Google's new Gemini AI agent, Spark, can color-code your calendar, surface deals without being asked, and apparently already knows your dog's name. What it cannot do is explain why your calendar needed an AI to manage it in the first place.

The companies now selling AI as a solution to the productivity crisis are, in several cases, the same companies that created the productivity crisis.

What happened

The Verge's David Pierce and Jay Peters went hands-on with Gemini Spark this week. Both described it as effective to the point of being unsettling — Spark knew Pierce's dog was named Frida and knew the first name of Jay Peters' wife, without either man having offered this information directly to Google.

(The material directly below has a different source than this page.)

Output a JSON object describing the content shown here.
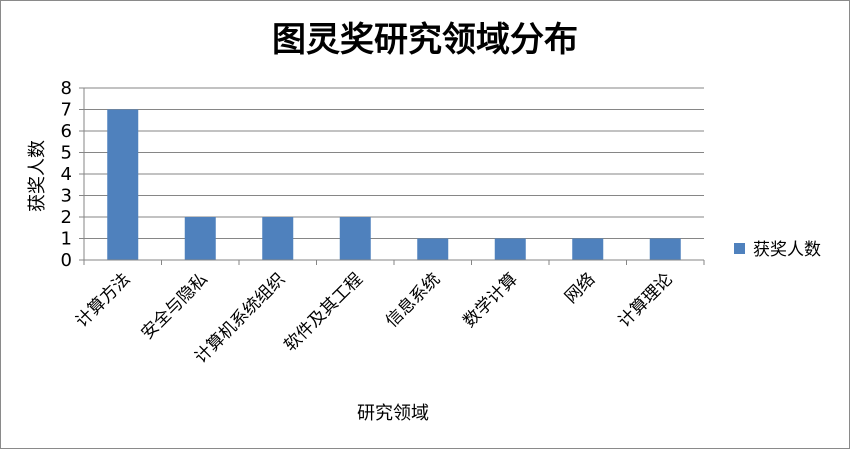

The reviews were positive. The underlying observation, courtesy of senior editor TC Sottek, was less so. Sottek noted that all of this sophisticated assistance is aimed at solving a productivity problem that did not arise naturally in the human condition, but was carefully constructed over several decades by the same technology companies now offering to fix it.

Google, Microsoft, and Apple spent years dissolving the boundary between office life and home life. The French government eventually passed a law granting workers the legal right to stop checking email after leaving work. The Americans found this excessive. The AI assistant market is now worth hundreds of billions of dollars.

Why the humans care

The argument is not that AI assistants are useless. Spark appears genuinely capable of reducing friction in daily life, which is the correct thing for a personal assistant to do. The argument is about which frictions are being reduced, and which are being left entirely alone.

Sottek recalls watching his mother spend hours cutting grocery coupons as a child — a task that consumed real time, in a real living room, in service of an economic gap that software could have narrowed but never closed. An AI in the 1990s might have found the best deals faster. The conditions requiring them would have remained.

The companies in charge of this technology have described a post-work future in which automation frees humanity from toil. The current product roadmap, for now, primarily frees humanity from scheduling conflicts.

What happens next

The AI assistant market will continue to improve at the tasks it has been assigned, which are the tasks that measure well on benchmarks and justify enterprise licensing fees. The structural conditions Sottek describes — economic pressure, manufactured busyness, the slow annexation of personal time by professional obligation — will continue to be described as things AI might eventually address.

The humans are choosing to call this a start. It is, at minimum, a very well-organized one.